Cervus analyses genetic data from co-dominant genetic markers such as microsatellites (STRs) and SNPs. It assumes that the species is diploid and that markers are autosomal, although sex-linked markers can be used for some analyses. It also assumes that markers are inherited independently of each other, in other words that they are in linkage equilibrium.
Given genotypes that fulfil these assumptions Cervus can perform the following analyses:
Allele frequency analysis
Parentage testing using likelihood requires allele frequencies. Starting from a file of genotypes, this analysis calculates the frequency of each allele for each locus in the population, along with a range of summary statistics including tests for Hardy-Weinberg equilibrium and the presence of null alleles. These statistics help to determine the suitability of loci for downstream analysis.

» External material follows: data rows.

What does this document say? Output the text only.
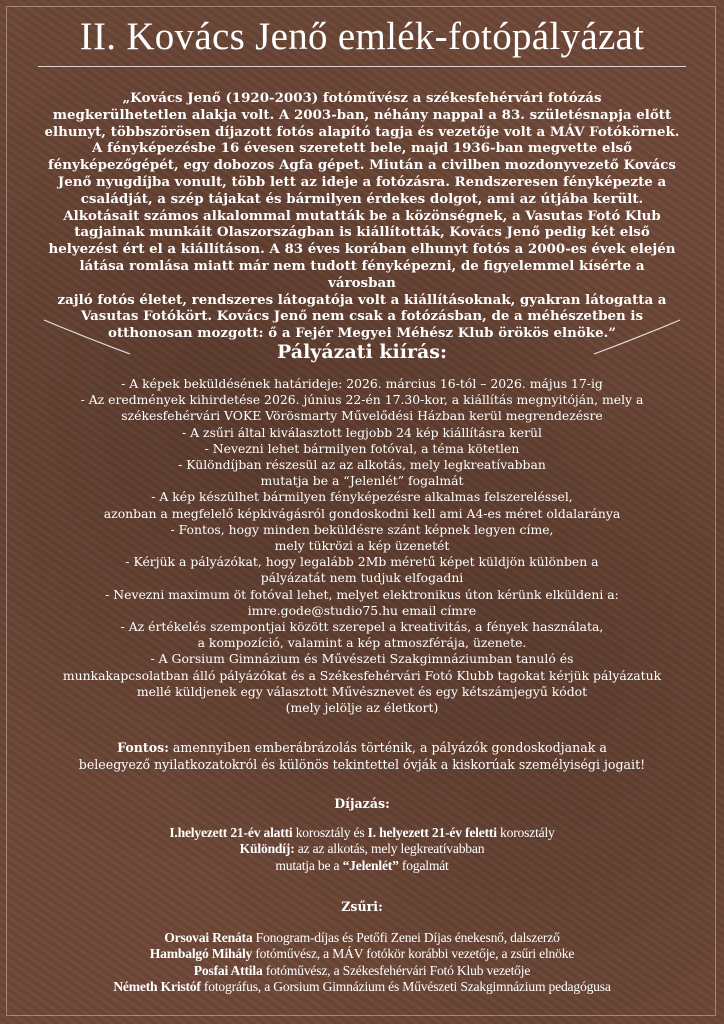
II. Kovács Jenő emlék-fotópályázat
„Kovács Jenő (1920-2003) fotóművész a székesfehérvári fotózás
megkerülhetetlen alakja volt. A 2003-ban, néhány nappal a 83. születésnapja előtt
elhunyt, többszörösen díjazott fotós alapító tagja és vezetője volt a MÁV Fotókörnek.
A fényképezésbe 16 évesen szeretett bele, majd 1936-ban megvette első
fényképezőgépét, egy dobozos Agfa gépet. Miután a civilben mozdonyvezető Kovács
Jenő nyugdíjba vonult, több lett az ideje a fotózásra. Rendszeresen fényképezte a
családját, a szép tájakat és bármilyen érdekes dolgot, ami az útjába került.
Alkotásait számos alkalommal mutatták be a közönségnek, a Vasutas Fotó Klub
tagjainak munkáit Olaszországban is kiállították, Kovács Jenő pedig két első
helyezést ért el a kiállításon. A 83 éves korában elhunyt fotós a 2000-es évek elején
látása romlása miatt már nem tudott fényképezni, de figyelemmel kísérte a városban
zajló fotós életet, rendszeres látogatója volt a kiállításoknak, gyakran látogatta a
Vasutas Fotókört. Kovács Jenő nem csak a fotózásban, de a méhészetben is
otthonosan mozgott: ő a Fejér Megyei Méhész Klub örökös elnöke.”
Pályázati kiírás:
- A képek beküldésének határideje: 2026. március 16-tól – 2026. május 17-ig
- Az eredmények kihirdetése 2026. június 22-én 17.30-kor, a kiállítás megnyitóján, mely a
székesfehérvári VOKE Vörösmarty Művelődési Házban kerül megrendezésre
- A zsűri által kiválasztott legjobb 24 kép kiállításra kerül
- Nevezni lehet bármilyen fotóval, a téma kötetlen
- Különdíjban részesül az az alkotás, mely legkreatívabban
mutatja be a “Jelenlét” fogalmát
- A kép készülhet bármilyen fényképezésre alkalmas felszereléssel,
azonban a megfelelő képkivágásról gondoskodni kell ami A4-es méret oldalaránya
- Fontos, hogy minden beküldésre szánt képnek legyen címe,
mely tükrözi a kép üzenetét
- Kérjük a pályázókat, hogy legalább 2Mb méretű képet küldjön különben a
pályázatát nem tudjuk elfogadni
- Nevezni maximum öt fotóval lehet, melyet elektronikus úton kérünk elküldeni a:
imre.gode@studio75.hu email címre
- Az értékelés szempontjai között szerepel a kreativitás, a fények használata,
a kompozíció, valamint a kép atmoszférája, üzenete.
- A Gorsium Gimnázium és Művészeti Szakgimnáziumban tanuló és
munkakapcsolatban álló pályázókat és a Székesfehérvári Fotó Klubb tagokat kérjük pályázatuk
mellé küldjenek egy választott Művésznevet és egy kétszámjegyű kódot
(mely jelölje az életkort)
Fontos: amennyiben emberábrázolás történik, a pályázók gondoskodjanak a
beleegyező nyilatkozatokról és különös tekintettel óvják a kiskorúak személyiségi jogait!
Díjazás:
I.helyezett 21-év alatti korosztály és I. helyezett 21-év feletti korosztály
Különdíj: az az alkotás, mely legkreatívabban
mutatja be a “Jelenlét” fogalmát
Zsűri:
Orsovai Renáta Fonogram-díjas és Petőfi Zenei Díjas énekesnő, dalszerző
Hambalgó Mihály fotóművész, a MÁV fotókör korábbi vezetője, a zsűri elnöke
Posfai Attila fotóművész, a Székesfehérvári Fotó Klub vezetője
Németh Kristóf fotográfus, a Gorsium Gimnázium és Művészeti Szakgimnázium pedagógusa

Simulation of parentage analysis
The simulation of parentage analysis is useful for two reasons. First, simulation can be used to examine the feasibility of parentage analysis using a given set of loci. Second, simulation can be used to calculate critical values of likelihood ratios, so that when parentage analysis is carried out using real data, the confidence of parentage assignments can be determined.
Four different types of parentage tests can be simulated: maternity analysis, paternity analysis, parent pair analysis where the sexes of candidate parents are known and parent pair analysis where the sexes of candidate parents are unknown.

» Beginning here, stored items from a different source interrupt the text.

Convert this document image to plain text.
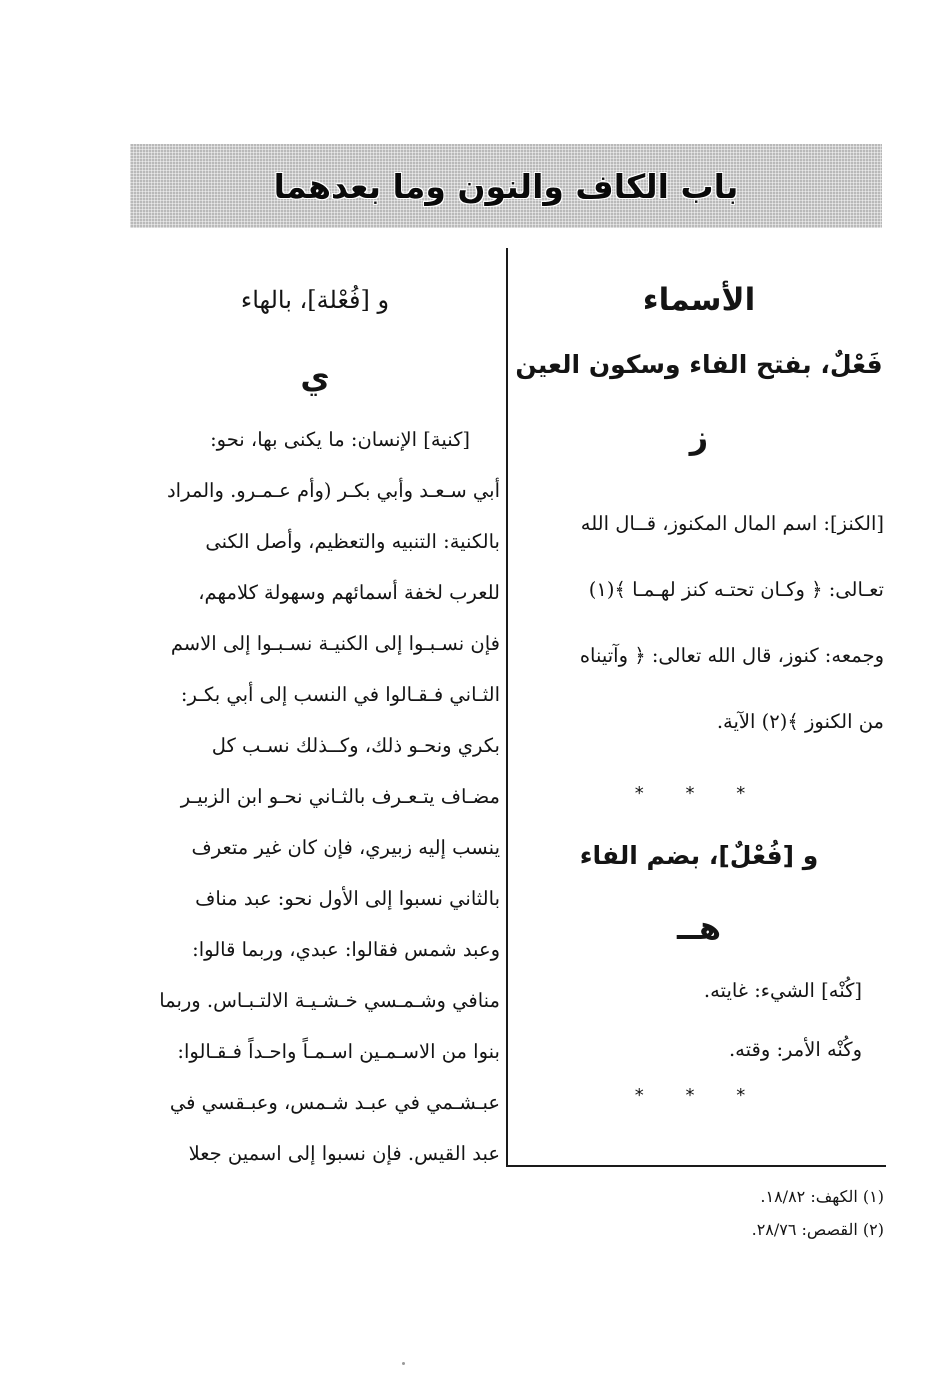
باب الكاف والنون وما بعدهما

الأسماء

فَعْلٌ، بفتح الفاء وسكون العين

ز

[الكنز]: اسم المال المكنوز، قــال الله

تعـالى: ﴿ وكـان تحتـه كنز لهـمـا ﴾(١)

وجمعه: كنوز، قال الله تعالى: ﴿ وآتيناه

من الكنوز ﴾(٢) الآية.

* * *

و [فُعْلٌ]، بضم الفاء

هــ

[كُنْه] الشيء: غايته.

وكُنْه الأمر: وقته.

* * *

و [فُعْلة]، بالهاء

ي

[كنية] الإنسان: ما يكنى بها، نحو:

أبي سـعـد وأبي بكـر (وأم عـمـرو. والمراد

بالكنية: التنبيه والتعظيم، وأصل الكنى

للعرب لخفة أسمائهم وسهولة كلامهم،

فإن نسـبـوا إلى الكنيـة نسـبـوا إلى الاسم

الثـاني فـقـالوا في النسب إلى أبي بكـر:

بكري ونحـو ذلك، وكــذلك نسـب كل

مضـاف يتـعـرف بالثـاني نحـو ابن الزبيـر

ينسب إليه زبيري، فإن كان غير متعرف

بالثاني نسبوا إلى الأول نحو: عبد مناف

وعبد شمس فقالوا: عبدي، وربما قالوا:

منافي وشـمـسي خـشـيـة الالتـبـاس. وربما

بنوا من الاسـمـين اسـمـاً واحـداً فـقـالوا:

عبـشـمي في عبـد شـمس، وعبـقسي في

عبد القيس. فإن نسبوا إلى اسمين جعلا

(١) الكهف: ١٨/٨٢.
(٢) القصص: ٢٨/٧٦.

The simulation is based on the allele frequencies and the number of candidate parents to be tested for each offspring. The simulation also takes account of factors that may hinder analysis, including the presence of unsampled candidate parents and gaps and errors in the genotype data.
The parentage analysis module is designed to make the time-consuming task of testing many candidate parents against many offspring a relatively straightforward task, with clearly interpretable results. For each offspring tested, parentage is either assigned to the most-likely candidate parent with a pre-determined level of confidence, or is left unassigned.

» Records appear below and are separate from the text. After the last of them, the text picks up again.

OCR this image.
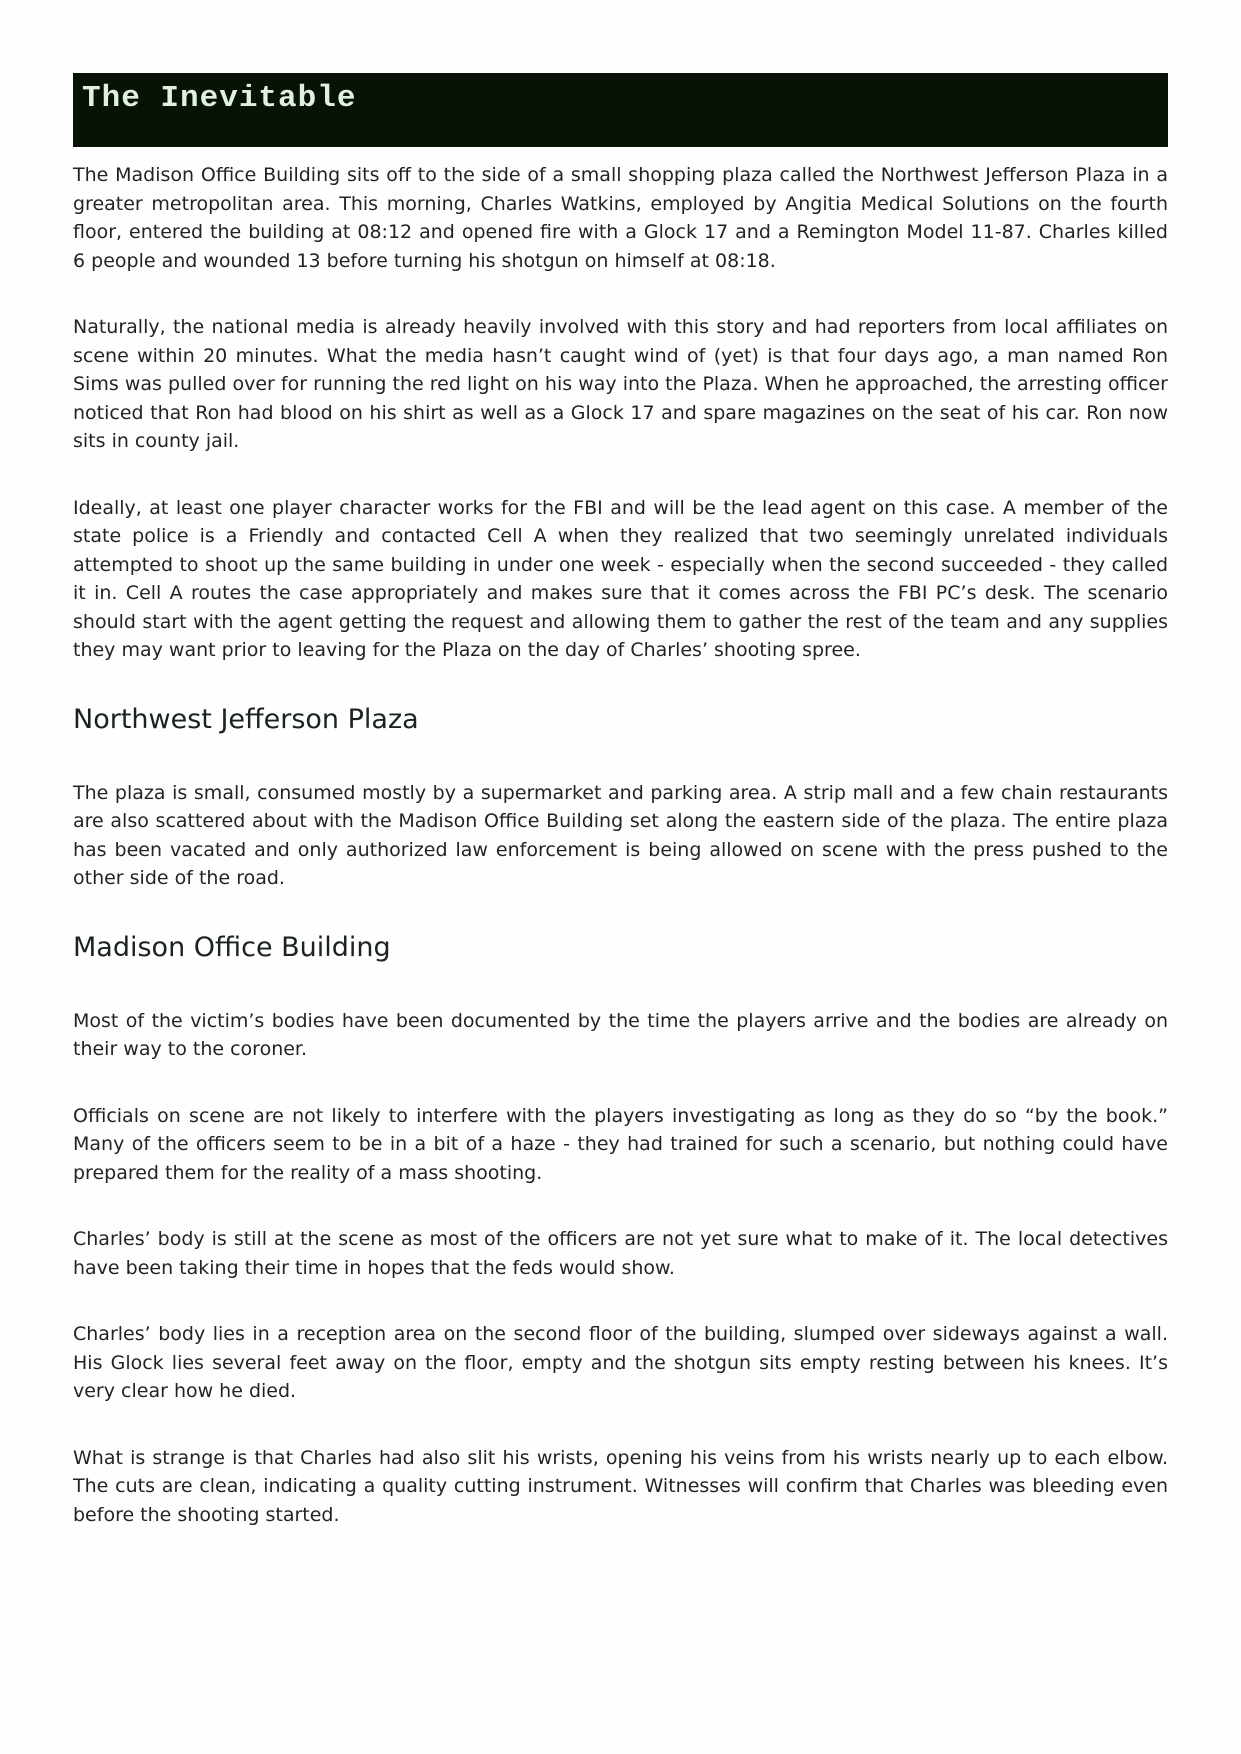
The Inevitable

The Madison Office Building sits off to the side of a small shopping plaza called the Northwest Jefferson Plaza in a greater metropolitan area. This morning, Charles Watkins, employed by Angitia Medical Solutions on the fourth floor, entered the building at 08:12 and opened fire with a Glock 17 and a Remington Model 11-87. Charles killed 6 people and wounded 13 before turning his shotgun on himself at 08:18.

Naturally, the national media is already heavily involved with this story and had reporters from local affiliates on scene within 20 minutes. What the media hasn’t caught wind of (yet) is that four days ago, a man named Ron Sims was pulled over for running the red light on his way into the Plaza. When he approached, the arresting officer noticed that Ron had blood on his shirt as well as a Glock 17 and spare magazines on the seat of his car. Ron now sits in county jail.

Ideally, at least one player character works for the FBI and will be the lead agent on this case. A member of the state police is a Friendly and contacted Cell A when they realized that two seemingly unrelated individuals attempted to shoot up the same building in under one week - especially when the second succeeded - they called it in. Cell A routes the case appropriately and makes sure that it comes across the FBI PC’s desk. The scenario should start with the agent getting the request and allowing them to gather the rest of the team and any supplies they may want prior to leaving for the Plaza on the day of Charles’ shooting spree.

Northwest Jefferson Plaza

The plaza is small, consumed mostly by a supermarket and parking area. A strip mall and a few chain restaurants are also scattered about with the Madison Office Building set along the eastern side of the plaza. The entire plaza has been vacated and only authorized law enforcement is being allowed on scene with the press pushed to the other side of the road.

Madison Office Building

Most of the victim’s bodies have been documented by the time the players arrive and the bodies are already on their way to the coroner.

Officials on scene are not likely to interfere with the players investigating as long as they do so “by the book.” Many of the officers seem to be in a bit of a haze - they had trained for such a scenario, but nothing could have prepared them for the reality of a mass shooting.

Charles’ body is still at the scene as most of the officers are not yet sure what to make of it. The local detectives have been taking their time in hopes that the feds would show.

Charles’ body lies in a reception area on the second floor of the building, slumped over sideways against a wall. His Glock lies several feet away on the floor, empty and the shotgun sits empty resting between his knees. It’s very clear how he died.

What is strange is that Charles had also slit his wrists, opening his veins from his wrists nearly up to each elbow. The cuts are clean, indicating a quality cutting instrument. Witnesses will confirm that Charles was bleeding even before the shooting started.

Providing that no unreasonable assumptions are made in constructing lists of candidate parents, and that resolving power of the loci is sufficient, the output is suitable for unbiased estimation of individual reproductive success and its variance, as well as for pedigree reconstruction.
This analysis is used to identify individuals that have been resampled, even if the two genotypes do not match precisely. Identity analysis is particularly useful for studies using non-invasive tissue sampling or where samples are obtained from unmarked individuals.